—Bravo! bravo! bravo!
D'abord, je fus enchanté de voir que Rose prenait si franchement part à l'émotion générale; je pouvais donc espérer qu'elle ne me refuserait pas ses applaudissements. Être applaudi par Rose, entendre son cri de joie retentir à mes oreilles! Quel bonheur, quel éloge pouvait être comparé à un pareil suffrage?
Peu à peu cependant, un sentiment d'inquiétude se glissa dans mon coeur; si Rose continuait ainsi à encourager, à applaudir chaque élève couronné, ses mains ne se fatigueraient-elles pas? et son enthousiasme ne se refroidirait-il pas pour le moment où je serais sur l'estrade, lui demandant une part de ses félicitations? La cérémonie durait si longtemps et on couronnait tant de lauréats, que je commençais à compter, avec une jalousie inquiète, chaque battement de mains de Rose, comme si j'eusse cru que la moindre marque de son approbation, fût un vol qui m'était fait. Enfin, mon nom fut appelé, et je montai l'escalier, le coeur palpitant, jusque devant M. le préfet, qui m'attendait debout et se mit a m'adresser une courte allocution.
Je n'entendis pas ce qu'il me disait. Mon oeil fixe ne quittait pas la place où Rose était assise: je voulais voir quelle impression mon triomphe produisait sur elle; mais, tandis que M. et madame Pavelyn me regardaient avec le sourire du bonheur et de la fierté dans les yeux, Rose tenait le front baissé; elle avait laissé retomber le voile de dentelles de son chapeau et cachait son visage. En un pareil moment même, elle me refusait les applaudissements qu'elle avait si libéralement prodigués aux autres!
Je fus si cruellement frappé par cette amère désillusion, que je restai presque insensible à ce qui se passait autour de moi. Le maire de la ville suspendit la médaille d'or à mon cou et m'embrassa; M. le préfet posa la couronne de laurier sur ma tête et donna le signal des applaudissements.
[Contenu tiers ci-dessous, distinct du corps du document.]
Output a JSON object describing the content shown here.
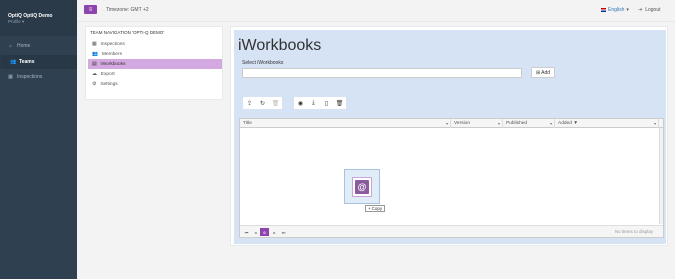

La musique retentit, les joyeuses acclamations s'élevèrent comme un tonnerre du sein de la foule, et des acclamations dix fois répétées remplirent la salle.... Mais Rose ne bougeait pas!
La poitrine oppressée, les yeux obscurcis, pleurant intérieurement et chancelant sur mes jambes, je descendis de l'estrade et je me disposai à retourner à ma place, mais M. Pavelyn s'élança en avant, me prit la main, et, par un mouvement joyeux, m'entraînât auprès de sa femme. Là, il me serra dans ses bras avec orgueil, sous les yeux de tout le public.
Madame Pavelyn me pressa les mains, et tous deux me comblèrent des marques les plus vives de leur intérêt et leur affection.
—Allons, Rose, dit le père à sa fille, qui n'avait pas encore levé les yeux sur moi, maîtrise ton émotion, mon enfant. Léon pourrait bien croire que tu restes insensible à son beau triomphe; donne-lui au moins la main pour lui prouver que, du fond du coeur, tu prends part à son succès.
En disant ces mots, il leva le voile de dentelles qui cachait te visage de Rose!... Ciel! elle pleurait!...
J'osais à peine en croire mes yeux; elle avait applaudi avec joie les autres vainqueurs; mon triomphe faisait couler des larmes d'attendrissement sur ses joues!